Does taking a spoonful of ice cream or a sip of hot coffee sometimes make you wince? Read on to see what it means and what you can do about it.
Are Your Teeth “Sensitive”?
Tooth sensitivity can affect one or more teeth. It is most usually felt when you eat or drink something hot, cold, sweet, or sour. Sometimes even inhaling a breath of cold air can cause pain. If you feel a sudden sharp pain when you do these things, you have sensitive teeth. Tooth sensitivity is very common, and sensitivity to cold drinks and food is the most common sign.
What Are the Causes of Sensitive Teeth?
Tooth sensitivity happens when the dentin of a tooth is exposed. Normally, the dentin is covered by enamel above the gum line and cementum below the gum line. When enamel or cementum is worn away, nerve endings in the dentin are exposed resulting in sensitivity. There are a number of causes of sensitive teeth. Some of them have to do with your behavior, and some are related to the condition of your teeth and gums.
Things that You Might Do
- Brushing too hard or using a hard-bristled toothbrush can wear down tooth enamel and expose dental nerves.

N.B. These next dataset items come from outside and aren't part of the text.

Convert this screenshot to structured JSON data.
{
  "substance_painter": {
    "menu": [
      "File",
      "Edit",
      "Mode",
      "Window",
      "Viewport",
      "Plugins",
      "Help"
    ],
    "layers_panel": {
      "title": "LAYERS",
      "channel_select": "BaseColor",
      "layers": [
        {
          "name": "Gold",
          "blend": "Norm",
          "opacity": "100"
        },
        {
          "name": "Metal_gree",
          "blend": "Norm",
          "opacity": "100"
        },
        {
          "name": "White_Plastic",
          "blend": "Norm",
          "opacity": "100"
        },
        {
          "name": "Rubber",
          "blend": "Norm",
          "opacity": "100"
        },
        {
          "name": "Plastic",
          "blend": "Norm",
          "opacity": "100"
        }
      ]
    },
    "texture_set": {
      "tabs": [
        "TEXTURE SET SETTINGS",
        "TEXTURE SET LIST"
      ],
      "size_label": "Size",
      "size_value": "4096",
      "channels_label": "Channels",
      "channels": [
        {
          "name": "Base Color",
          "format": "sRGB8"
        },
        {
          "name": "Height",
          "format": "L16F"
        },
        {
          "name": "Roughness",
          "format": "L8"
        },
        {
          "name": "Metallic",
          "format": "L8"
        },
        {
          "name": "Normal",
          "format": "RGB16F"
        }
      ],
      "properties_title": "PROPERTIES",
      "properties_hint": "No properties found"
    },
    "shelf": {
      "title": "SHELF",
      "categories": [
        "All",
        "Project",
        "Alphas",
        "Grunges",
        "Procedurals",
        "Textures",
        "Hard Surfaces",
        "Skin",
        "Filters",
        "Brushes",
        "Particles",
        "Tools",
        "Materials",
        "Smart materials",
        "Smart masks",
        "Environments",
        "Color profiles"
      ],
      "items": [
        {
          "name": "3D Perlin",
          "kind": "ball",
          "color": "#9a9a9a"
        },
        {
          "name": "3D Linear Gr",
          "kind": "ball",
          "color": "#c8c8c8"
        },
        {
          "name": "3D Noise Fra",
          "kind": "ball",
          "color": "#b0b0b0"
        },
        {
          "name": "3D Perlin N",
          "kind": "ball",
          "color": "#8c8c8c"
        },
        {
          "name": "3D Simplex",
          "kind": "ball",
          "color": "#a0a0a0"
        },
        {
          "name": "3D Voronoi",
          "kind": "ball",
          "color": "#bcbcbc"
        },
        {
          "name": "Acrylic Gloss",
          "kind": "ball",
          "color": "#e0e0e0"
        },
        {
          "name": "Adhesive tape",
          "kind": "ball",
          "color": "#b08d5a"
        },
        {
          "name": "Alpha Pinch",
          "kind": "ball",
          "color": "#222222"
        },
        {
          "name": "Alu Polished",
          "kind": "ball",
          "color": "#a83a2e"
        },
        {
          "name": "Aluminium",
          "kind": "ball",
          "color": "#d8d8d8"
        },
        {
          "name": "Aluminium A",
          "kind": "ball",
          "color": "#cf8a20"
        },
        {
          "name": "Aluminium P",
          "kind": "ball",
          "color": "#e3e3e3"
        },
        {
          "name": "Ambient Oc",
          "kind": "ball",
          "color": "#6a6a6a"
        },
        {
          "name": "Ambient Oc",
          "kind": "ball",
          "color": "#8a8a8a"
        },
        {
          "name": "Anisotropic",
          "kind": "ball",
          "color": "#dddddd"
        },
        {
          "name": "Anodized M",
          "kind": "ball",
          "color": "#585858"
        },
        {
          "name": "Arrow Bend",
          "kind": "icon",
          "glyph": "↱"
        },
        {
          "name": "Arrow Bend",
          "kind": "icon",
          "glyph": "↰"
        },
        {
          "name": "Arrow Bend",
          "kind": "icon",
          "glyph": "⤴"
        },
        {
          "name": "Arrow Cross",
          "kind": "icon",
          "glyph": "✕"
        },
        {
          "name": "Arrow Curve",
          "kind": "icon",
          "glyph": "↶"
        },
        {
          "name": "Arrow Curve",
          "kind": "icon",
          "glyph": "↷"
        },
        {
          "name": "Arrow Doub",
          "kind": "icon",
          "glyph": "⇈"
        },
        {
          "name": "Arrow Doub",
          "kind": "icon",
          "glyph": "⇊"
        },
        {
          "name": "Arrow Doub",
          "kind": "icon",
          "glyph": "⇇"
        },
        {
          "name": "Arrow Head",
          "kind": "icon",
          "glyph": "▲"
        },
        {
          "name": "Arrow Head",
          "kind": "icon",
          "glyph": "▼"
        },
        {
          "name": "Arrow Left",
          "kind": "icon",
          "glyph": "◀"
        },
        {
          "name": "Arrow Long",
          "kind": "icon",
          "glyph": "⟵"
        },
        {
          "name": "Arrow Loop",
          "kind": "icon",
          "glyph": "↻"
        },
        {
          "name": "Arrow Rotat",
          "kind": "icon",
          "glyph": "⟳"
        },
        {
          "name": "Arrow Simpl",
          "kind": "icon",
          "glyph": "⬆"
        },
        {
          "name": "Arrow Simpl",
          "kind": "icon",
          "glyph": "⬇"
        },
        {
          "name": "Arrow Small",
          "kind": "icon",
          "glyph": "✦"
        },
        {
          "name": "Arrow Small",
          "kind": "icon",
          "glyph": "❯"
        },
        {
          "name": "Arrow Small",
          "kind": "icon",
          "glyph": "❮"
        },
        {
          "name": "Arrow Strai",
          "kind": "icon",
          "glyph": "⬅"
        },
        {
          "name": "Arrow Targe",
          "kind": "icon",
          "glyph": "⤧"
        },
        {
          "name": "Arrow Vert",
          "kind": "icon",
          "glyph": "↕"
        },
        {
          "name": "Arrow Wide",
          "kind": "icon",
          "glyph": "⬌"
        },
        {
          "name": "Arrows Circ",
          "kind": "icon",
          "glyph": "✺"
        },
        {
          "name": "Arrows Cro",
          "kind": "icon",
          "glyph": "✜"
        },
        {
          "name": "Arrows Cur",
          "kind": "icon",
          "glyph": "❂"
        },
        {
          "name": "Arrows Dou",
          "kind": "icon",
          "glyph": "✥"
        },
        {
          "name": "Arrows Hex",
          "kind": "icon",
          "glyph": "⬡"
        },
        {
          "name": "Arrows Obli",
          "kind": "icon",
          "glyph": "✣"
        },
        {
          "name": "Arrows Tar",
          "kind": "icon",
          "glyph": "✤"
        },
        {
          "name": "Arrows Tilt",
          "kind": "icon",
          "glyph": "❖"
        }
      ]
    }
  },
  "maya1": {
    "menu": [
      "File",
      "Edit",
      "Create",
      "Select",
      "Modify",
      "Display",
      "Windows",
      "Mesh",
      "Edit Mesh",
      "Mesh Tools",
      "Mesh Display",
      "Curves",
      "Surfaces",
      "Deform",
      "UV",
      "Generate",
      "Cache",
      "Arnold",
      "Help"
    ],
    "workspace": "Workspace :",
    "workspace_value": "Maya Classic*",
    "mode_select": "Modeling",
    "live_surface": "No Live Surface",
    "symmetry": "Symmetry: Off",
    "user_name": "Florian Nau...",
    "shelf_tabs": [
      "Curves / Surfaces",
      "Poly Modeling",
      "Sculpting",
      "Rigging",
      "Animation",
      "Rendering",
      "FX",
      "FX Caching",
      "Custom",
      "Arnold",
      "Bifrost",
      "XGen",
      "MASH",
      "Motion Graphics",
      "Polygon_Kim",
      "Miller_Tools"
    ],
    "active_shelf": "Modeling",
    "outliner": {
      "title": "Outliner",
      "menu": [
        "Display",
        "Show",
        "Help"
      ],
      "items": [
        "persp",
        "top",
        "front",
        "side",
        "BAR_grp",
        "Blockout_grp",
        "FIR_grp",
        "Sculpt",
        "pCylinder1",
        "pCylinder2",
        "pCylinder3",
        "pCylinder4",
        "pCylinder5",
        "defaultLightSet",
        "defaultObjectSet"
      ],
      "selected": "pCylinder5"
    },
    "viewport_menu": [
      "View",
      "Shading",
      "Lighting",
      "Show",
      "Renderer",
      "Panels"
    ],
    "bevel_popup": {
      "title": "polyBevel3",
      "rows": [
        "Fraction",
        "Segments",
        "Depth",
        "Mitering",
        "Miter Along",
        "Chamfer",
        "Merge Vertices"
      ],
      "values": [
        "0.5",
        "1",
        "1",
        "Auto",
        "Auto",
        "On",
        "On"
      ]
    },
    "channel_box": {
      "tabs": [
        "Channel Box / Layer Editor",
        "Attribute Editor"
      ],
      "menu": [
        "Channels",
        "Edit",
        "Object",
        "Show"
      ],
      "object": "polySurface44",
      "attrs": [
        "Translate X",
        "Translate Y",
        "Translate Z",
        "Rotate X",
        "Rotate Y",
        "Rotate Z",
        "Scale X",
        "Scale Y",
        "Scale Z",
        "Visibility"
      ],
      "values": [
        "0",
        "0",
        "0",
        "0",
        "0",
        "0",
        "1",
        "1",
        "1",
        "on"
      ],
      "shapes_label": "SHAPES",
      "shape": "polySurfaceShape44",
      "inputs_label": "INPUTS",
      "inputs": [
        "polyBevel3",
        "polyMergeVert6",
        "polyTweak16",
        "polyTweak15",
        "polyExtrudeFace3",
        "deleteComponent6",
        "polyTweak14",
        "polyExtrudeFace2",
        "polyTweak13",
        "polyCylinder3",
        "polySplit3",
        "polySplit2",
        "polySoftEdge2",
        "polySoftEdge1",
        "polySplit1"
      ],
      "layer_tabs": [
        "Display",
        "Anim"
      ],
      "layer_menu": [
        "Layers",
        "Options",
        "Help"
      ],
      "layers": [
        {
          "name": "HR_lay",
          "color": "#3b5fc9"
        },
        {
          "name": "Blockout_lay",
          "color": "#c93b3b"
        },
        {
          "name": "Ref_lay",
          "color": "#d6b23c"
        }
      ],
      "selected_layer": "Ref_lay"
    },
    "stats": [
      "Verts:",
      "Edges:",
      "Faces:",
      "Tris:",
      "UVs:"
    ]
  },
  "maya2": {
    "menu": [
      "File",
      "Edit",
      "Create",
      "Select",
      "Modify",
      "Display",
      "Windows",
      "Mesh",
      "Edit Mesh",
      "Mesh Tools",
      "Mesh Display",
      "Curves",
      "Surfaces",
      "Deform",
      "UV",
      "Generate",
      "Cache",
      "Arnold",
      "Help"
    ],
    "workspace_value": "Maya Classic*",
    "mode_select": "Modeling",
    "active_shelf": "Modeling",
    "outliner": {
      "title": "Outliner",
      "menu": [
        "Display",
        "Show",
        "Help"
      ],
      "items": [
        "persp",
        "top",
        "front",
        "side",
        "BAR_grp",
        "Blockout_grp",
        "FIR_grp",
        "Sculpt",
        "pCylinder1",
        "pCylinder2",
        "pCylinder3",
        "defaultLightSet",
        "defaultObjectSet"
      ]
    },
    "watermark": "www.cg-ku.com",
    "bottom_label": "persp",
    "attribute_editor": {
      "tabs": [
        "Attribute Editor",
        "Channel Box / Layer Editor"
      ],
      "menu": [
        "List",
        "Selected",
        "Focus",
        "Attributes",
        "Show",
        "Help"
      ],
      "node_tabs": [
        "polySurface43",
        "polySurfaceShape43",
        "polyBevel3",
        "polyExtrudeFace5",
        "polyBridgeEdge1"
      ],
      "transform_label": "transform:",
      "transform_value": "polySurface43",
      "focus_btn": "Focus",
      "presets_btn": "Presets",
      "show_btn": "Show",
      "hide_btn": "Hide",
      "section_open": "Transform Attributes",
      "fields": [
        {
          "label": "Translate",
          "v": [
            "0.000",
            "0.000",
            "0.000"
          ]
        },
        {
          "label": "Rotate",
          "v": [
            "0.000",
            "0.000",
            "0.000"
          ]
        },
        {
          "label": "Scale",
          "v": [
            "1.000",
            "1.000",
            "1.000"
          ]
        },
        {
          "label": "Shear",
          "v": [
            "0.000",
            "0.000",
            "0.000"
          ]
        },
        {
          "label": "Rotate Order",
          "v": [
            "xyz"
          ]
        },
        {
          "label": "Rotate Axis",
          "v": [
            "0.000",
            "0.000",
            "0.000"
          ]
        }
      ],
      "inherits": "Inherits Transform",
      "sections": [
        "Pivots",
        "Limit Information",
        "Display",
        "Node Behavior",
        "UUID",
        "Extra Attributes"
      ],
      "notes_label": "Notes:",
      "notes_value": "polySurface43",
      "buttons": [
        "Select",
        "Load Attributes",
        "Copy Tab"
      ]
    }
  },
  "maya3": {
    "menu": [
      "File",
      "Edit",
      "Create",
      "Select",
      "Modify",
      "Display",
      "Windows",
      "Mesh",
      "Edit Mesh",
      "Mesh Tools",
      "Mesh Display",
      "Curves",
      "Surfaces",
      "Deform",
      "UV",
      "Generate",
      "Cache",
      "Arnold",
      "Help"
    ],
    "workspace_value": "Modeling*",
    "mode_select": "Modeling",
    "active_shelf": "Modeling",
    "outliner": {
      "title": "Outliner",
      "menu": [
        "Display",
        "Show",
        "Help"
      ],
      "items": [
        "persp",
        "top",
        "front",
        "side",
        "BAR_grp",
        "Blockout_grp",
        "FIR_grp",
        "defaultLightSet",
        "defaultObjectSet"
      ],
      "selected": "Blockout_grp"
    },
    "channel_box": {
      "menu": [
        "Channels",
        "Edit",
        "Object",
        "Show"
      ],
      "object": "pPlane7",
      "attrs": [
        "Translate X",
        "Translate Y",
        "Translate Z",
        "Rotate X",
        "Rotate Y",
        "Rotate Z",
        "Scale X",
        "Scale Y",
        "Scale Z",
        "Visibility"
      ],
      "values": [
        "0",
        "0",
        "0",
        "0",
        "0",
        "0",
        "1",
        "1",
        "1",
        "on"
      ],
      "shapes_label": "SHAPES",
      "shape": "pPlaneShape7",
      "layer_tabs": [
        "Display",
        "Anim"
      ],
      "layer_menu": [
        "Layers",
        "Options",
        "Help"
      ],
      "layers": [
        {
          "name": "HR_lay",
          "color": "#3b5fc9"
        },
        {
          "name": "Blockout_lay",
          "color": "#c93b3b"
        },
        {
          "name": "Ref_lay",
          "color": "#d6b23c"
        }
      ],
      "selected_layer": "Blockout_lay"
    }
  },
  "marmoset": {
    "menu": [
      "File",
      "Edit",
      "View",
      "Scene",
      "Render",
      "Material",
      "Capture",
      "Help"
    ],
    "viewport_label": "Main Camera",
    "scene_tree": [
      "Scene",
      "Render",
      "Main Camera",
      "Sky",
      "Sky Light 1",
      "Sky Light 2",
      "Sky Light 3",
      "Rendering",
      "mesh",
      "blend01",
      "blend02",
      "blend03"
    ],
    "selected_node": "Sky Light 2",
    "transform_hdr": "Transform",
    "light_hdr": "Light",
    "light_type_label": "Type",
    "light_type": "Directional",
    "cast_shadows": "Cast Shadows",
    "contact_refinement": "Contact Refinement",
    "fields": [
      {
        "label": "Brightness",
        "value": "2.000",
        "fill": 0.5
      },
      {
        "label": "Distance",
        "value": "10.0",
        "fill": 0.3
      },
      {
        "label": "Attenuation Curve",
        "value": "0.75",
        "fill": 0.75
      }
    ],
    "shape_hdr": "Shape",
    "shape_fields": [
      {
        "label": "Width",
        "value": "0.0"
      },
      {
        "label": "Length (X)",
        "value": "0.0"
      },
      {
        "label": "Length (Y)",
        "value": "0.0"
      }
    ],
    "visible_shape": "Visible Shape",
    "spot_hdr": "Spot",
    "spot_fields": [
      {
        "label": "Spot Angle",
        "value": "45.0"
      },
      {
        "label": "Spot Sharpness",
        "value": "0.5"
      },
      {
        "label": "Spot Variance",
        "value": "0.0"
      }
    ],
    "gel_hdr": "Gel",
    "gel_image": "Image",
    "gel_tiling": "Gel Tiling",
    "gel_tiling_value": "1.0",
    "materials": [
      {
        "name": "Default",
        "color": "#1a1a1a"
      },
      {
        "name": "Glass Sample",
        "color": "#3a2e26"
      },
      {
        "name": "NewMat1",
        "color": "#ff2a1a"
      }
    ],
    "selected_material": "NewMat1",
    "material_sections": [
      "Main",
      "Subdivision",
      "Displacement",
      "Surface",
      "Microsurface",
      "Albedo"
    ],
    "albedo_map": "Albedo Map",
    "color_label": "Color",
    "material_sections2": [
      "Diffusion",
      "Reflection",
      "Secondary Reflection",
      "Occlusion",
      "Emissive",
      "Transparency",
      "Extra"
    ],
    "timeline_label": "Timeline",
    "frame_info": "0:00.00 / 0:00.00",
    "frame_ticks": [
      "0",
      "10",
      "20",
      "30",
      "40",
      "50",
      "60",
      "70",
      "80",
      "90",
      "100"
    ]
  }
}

- Grinding your teeth can also wear down the enamel and expose dental nerves.
- Eating acidic foods such as tomato sauce, citrus fruits, pickles, and tea can wear down enamel.
- Using a tooth-whitening toothpaste can sometimes be major contributor to sensitive teeth due to the ingredients that cause the whitening.
- Using mouthwash for an extended period can cause sensitivity because of the acids and alcohol it contains.
Things Related to the Condition of your Teeth and Gums
- Tooth decay – Tooth decay, especially around fillings or near the gum line, allows bacteria to accumulate, which causes acid buildup and enamel breakdown.
- Plaque buildup – The presence of plaque on the root surfaces can cause tooth enamel to wear away.
- Gum disease – Receding gums, which are increasingly common with age and poor oral hygiene, can expose the roots of your teeth and thereby cause sensitivity.
- Dental procedure – Dental procedures such as a root canal, tooth restoration, or placement of a crown can make teeth sensitive. If this type of sensitivity doesn’t go away after a short time, you should report it to your dentist.
What to Do
If you are engaging in a behavior that contributes to sensitive teeth, try making a change and see if it helps. For example, brush more gently, use a softer toothbrush, use a toothpaste made for sensitive teeth, etc.
If you think your sensitivity is related to a gum or tooth condition, you should see your dentist. It could be a sign of a more serious problem. And if tooth sensitivity lasts for longer than a few weeks, get in to see your dentist.
Above all, if you want to prevent tooth sensitivity practice good oral hygiene!